The Australian Nuclear Science and Technology Organisation (ANSTO) has joined an international effort to save a glacier in the Antarctic.
The International Thwaites Glacier Collaboration, which also comprises scientists from the United States and the United Kingdom, is one of the biggest projects ever to be undertaken in Antarctica.
The glacier is at risk of collapsing, which could eventually force sea level rises of 80 centimetres or more.
Dr Dylan Rood, from the Imperial College in London is responsible for taking measurements in the bedrock below the current ice sheet and along with ANSTO, will be looking for evidence that the bedrock was ice-free in the past.
Dr Rood said knowledge of the ice sheet history would allow scientists to predict how it would behave in the current climate better.

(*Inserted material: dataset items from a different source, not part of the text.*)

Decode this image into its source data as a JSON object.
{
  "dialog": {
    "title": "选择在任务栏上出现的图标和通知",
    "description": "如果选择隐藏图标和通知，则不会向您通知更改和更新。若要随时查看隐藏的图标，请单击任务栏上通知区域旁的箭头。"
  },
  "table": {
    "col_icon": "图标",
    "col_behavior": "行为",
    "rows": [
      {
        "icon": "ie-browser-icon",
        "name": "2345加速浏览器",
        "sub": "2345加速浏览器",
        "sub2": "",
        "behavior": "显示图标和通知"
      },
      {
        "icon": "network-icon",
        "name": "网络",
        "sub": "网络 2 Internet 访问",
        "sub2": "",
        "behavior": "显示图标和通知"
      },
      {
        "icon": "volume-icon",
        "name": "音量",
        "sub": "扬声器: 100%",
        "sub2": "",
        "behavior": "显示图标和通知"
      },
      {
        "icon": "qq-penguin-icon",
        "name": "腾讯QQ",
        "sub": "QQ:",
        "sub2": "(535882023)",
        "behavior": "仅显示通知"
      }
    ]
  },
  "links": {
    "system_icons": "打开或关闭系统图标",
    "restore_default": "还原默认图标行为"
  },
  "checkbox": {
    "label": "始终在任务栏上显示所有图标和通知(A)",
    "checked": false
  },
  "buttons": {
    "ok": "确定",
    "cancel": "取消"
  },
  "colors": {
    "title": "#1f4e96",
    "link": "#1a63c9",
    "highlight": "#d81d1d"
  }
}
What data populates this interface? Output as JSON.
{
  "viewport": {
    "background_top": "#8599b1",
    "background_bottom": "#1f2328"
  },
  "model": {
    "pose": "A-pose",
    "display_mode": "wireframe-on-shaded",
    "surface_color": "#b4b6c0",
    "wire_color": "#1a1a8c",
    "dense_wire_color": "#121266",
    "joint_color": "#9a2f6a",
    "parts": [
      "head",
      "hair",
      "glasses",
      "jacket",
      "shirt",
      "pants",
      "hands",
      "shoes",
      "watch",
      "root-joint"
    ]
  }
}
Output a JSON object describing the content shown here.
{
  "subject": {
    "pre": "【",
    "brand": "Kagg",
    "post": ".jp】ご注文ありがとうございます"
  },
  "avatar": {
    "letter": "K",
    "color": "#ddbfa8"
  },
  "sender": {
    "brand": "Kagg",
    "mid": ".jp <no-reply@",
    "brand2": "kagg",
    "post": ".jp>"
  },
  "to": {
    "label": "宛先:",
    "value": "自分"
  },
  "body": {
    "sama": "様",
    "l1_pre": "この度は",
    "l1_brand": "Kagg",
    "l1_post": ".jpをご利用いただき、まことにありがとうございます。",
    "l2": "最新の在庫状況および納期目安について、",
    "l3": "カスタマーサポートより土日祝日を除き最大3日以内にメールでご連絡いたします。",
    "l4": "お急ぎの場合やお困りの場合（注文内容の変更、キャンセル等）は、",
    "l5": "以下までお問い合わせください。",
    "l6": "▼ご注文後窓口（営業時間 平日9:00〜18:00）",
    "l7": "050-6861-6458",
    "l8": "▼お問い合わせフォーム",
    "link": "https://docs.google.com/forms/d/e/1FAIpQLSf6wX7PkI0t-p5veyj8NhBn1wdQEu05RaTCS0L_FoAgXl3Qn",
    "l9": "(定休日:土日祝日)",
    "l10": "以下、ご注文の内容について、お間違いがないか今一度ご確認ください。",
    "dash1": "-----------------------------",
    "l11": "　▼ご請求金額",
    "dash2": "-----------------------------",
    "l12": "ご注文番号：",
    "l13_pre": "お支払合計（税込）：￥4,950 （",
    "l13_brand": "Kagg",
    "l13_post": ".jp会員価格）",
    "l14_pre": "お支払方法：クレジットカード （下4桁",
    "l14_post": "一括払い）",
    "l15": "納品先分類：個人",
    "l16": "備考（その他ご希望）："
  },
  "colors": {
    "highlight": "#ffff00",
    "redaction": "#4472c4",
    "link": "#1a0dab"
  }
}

“They will also be able to determine this through various techniques, including detecting the presence of elements such as beryllium-10 in subglacial bedrock,” Dr Rood said.
Klaus Wilcken from ANSTO said this was a pivotal time for science and the world.
“ANSTO was invited to be part of this exciting research because its Sirius 6 MV accelerator is now one of the most sensitive instruments in the world to measure the cosmogenic nuclides,” Dr Wilcken said.
“Counting the numbers of these isotopes enables scientists to calculate how long the rocks have been exposed to cosmic rays.”
He said dating with beryllium-10 using this method was effective from a few hundred years to about five million years.